An Experimental Investigation of Auditors' Liability: Implications for Social Welfare and Exploration of Deviations from Theoretical Predictions
Posted: 8 Feb 2000
Date Written: February 3, 2000
This paper reports the results of an experiment designed to test the Schwartz (1997) model which makes predictions about audit quality, investments, and social welfare. The setting we investigate is a two-person strategic auditing game in which auditor-subjects select a level of audit quality and investor-subjects select an investment level. The combination of audit quality and investment determined social welfare. We investigate four legal regimes, each consists of a liability rule (strict or negligence) and a damage measure (out-of-pocket or independent-of-investment). We predict, based on Schwartz (1997), that three of the regimes would induce audit quality and investment choices that maximize social welfare, while the fourth regime that consists of a strict liability rule and an out-of-pocket damage measure (Strict/OOP) results in lower social welfare because of excessive investment.

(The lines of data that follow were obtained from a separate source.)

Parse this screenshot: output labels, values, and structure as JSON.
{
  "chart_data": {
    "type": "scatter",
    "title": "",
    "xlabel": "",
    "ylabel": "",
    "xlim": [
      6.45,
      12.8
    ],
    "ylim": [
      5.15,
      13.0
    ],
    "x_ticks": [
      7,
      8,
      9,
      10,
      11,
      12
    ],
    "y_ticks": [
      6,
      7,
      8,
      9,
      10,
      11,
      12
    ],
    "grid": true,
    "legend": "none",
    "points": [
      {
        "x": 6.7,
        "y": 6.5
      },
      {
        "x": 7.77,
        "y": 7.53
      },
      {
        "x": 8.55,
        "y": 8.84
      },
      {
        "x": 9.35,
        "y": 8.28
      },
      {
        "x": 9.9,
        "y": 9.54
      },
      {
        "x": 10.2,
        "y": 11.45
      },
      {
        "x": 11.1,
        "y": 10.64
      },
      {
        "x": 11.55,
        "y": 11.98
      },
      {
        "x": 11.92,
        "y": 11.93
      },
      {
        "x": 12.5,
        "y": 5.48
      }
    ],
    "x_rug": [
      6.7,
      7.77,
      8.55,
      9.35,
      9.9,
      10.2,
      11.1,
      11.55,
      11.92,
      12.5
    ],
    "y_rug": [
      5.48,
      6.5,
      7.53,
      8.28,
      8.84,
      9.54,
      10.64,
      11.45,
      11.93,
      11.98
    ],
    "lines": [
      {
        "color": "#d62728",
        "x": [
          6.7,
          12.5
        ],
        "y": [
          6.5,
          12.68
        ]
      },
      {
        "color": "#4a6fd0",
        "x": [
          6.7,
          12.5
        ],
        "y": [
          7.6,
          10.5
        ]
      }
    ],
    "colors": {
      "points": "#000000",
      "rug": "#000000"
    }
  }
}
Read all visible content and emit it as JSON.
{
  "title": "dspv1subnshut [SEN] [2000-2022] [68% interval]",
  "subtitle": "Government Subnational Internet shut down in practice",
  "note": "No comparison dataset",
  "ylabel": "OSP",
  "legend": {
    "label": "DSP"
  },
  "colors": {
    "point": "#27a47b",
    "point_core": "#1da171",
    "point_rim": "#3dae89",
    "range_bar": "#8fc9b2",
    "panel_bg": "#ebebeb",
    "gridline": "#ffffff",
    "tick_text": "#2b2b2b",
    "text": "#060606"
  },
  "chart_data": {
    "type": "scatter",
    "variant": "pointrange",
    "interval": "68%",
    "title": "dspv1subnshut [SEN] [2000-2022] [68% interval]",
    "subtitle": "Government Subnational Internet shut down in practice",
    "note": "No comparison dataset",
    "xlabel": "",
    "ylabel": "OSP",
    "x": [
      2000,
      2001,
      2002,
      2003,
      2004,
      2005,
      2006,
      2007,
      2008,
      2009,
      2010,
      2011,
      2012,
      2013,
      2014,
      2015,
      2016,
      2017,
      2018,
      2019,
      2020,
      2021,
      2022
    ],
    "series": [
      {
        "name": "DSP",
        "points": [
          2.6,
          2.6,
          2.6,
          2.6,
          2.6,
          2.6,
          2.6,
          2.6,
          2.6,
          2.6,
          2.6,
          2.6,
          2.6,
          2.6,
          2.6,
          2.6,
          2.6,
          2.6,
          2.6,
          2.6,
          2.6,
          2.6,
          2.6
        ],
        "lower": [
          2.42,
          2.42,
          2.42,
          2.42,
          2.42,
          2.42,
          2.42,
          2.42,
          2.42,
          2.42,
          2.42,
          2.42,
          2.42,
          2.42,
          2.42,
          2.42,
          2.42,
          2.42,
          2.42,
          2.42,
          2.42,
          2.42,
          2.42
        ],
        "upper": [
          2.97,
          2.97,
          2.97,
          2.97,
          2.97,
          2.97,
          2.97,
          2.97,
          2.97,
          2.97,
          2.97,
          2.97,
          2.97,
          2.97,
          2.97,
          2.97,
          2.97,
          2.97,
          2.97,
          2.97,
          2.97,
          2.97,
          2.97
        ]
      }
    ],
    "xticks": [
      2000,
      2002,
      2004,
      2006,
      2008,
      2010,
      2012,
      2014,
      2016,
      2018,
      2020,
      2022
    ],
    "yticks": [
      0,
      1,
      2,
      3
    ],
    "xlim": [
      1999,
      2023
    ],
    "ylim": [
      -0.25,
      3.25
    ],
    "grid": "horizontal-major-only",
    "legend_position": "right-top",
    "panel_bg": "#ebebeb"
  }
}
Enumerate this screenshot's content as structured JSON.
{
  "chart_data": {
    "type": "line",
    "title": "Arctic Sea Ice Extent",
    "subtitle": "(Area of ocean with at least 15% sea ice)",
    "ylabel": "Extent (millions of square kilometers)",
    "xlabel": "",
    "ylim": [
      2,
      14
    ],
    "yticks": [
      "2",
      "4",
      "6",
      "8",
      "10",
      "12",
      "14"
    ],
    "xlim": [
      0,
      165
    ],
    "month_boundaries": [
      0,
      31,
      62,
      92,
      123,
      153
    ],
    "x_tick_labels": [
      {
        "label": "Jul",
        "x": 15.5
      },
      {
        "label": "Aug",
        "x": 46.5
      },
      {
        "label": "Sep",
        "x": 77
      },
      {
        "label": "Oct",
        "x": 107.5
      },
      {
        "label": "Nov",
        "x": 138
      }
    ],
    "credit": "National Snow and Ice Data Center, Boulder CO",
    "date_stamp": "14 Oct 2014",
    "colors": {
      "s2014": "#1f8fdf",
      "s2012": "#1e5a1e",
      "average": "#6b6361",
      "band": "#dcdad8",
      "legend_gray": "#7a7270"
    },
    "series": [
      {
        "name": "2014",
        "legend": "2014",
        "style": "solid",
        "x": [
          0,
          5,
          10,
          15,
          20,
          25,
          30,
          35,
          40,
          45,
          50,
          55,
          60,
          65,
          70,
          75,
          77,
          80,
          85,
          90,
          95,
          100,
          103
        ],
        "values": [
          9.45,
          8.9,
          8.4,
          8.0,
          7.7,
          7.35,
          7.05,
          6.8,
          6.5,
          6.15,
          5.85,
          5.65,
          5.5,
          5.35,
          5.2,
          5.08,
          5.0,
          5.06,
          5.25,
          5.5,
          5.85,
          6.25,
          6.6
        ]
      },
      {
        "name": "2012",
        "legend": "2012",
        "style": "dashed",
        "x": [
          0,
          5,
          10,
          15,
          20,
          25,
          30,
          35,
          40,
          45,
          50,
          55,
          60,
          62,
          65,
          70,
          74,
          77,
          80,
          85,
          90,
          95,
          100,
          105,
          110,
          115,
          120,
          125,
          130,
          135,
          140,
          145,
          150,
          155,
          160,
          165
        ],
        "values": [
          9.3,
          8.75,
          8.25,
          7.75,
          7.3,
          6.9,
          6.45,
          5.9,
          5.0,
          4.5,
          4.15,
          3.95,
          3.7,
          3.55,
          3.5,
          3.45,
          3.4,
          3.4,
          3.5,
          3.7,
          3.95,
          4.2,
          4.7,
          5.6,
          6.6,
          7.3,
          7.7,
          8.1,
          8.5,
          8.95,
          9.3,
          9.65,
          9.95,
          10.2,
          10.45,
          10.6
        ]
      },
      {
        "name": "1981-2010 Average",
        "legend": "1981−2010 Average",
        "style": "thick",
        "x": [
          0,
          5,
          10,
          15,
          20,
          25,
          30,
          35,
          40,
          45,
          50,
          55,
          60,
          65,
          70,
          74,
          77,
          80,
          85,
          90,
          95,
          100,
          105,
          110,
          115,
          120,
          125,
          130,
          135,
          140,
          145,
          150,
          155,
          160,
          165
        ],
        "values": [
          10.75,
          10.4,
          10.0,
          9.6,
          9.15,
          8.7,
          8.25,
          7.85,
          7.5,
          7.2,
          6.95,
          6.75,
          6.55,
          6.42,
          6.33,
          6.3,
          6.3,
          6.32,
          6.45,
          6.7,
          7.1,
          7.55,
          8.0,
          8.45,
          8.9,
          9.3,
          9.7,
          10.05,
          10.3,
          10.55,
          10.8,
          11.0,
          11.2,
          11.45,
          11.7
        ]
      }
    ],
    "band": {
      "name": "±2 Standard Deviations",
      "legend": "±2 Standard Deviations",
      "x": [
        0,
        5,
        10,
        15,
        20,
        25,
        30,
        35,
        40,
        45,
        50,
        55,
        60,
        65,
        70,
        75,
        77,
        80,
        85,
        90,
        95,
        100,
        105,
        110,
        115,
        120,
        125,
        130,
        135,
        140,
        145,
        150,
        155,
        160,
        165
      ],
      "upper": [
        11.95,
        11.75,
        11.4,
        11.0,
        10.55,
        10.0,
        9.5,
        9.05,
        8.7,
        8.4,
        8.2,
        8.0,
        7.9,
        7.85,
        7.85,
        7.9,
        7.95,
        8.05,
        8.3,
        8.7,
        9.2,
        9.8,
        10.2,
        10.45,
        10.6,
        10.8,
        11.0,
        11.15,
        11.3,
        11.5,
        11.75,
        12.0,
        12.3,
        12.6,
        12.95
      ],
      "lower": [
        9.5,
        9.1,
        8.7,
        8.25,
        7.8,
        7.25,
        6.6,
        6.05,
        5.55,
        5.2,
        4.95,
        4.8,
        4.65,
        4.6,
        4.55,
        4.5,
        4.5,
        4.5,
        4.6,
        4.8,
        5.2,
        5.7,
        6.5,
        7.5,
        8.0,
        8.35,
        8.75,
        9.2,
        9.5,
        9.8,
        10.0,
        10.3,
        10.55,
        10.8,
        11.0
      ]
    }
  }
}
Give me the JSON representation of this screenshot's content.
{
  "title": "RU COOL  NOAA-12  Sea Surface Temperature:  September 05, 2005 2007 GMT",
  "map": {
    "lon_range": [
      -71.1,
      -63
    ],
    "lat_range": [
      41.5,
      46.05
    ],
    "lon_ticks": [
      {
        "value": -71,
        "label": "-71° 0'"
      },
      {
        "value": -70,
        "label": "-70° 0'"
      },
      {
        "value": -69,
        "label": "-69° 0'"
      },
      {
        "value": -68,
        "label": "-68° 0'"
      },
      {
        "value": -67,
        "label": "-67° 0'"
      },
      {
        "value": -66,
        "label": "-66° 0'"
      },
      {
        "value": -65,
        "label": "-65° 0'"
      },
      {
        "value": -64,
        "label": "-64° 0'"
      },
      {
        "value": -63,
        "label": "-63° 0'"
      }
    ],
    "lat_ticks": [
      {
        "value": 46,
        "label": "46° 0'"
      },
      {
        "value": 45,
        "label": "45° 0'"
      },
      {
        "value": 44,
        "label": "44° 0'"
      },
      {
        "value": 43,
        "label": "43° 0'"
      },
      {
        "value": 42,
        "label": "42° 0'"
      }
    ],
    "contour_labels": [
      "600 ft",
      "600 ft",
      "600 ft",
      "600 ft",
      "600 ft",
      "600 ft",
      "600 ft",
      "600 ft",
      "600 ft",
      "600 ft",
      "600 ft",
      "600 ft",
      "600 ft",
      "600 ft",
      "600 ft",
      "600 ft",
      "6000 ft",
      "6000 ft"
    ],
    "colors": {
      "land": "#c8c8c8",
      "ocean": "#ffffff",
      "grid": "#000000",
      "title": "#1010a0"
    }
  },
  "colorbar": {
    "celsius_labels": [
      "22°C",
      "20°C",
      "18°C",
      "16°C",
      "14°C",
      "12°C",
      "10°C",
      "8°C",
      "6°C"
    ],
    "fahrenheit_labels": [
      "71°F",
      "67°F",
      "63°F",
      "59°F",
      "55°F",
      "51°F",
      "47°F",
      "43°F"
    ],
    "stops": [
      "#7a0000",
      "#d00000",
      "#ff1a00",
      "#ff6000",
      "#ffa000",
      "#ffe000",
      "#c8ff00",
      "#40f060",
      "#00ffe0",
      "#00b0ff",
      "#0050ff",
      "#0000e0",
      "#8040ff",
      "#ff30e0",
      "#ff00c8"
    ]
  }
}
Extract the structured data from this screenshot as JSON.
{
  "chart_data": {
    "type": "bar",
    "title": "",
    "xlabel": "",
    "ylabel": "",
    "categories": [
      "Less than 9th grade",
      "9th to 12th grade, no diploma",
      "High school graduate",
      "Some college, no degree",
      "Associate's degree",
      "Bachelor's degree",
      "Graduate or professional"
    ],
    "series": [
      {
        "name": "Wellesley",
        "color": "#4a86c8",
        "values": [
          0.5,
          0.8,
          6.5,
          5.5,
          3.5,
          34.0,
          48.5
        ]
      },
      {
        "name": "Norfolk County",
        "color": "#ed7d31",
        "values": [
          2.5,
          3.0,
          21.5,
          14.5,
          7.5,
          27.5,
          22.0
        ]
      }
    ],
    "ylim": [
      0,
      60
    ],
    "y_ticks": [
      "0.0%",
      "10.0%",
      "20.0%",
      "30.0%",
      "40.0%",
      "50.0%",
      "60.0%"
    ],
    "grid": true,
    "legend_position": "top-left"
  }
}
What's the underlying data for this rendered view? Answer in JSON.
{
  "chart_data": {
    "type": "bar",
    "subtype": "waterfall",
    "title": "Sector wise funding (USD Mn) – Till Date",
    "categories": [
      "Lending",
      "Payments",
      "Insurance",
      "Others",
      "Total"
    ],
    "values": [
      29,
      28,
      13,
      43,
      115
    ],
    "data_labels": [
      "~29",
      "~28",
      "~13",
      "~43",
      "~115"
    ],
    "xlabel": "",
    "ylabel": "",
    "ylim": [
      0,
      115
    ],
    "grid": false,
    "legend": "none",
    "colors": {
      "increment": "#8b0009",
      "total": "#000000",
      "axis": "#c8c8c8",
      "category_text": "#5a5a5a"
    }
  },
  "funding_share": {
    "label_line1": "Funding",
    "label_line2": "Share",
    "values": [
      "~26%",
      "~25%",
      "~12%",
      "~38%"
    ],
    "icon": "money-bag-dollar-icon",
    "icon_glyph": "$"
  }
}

We do not find significant differences in the social welfare across the four legal regimes, which is contrary to the theoretical predictions. However, we find that in the Strict/OOP regime payoffs to investors are significantly higher and payoffs to auditors are significantly lower than in the other three regimes. Thus, if the objective of policy makers is to maximize efficiency, all four regimes are equally desirable. But, if wealth distribution and equity issues are important to policy makers, the Strict/OOP regime may be less desirable, unless auditors can offset the increased liability by sufficient increases in audit fees. We also explore whether subjects' deviations from the predicted actions can be explained by the subjects' limited ability in anticipating their counterparts' actions. We find that the auditors' low payoffs in the Strict/OOP regime cannot be justified with this explanation because auditors' anticipated investments most accurately in that regime. Thus, the deviations of subjects' actions from the predictions are due to choosing actions that do not maximize expected wealth, in spite of correctly anticipating investment levels and potential damages.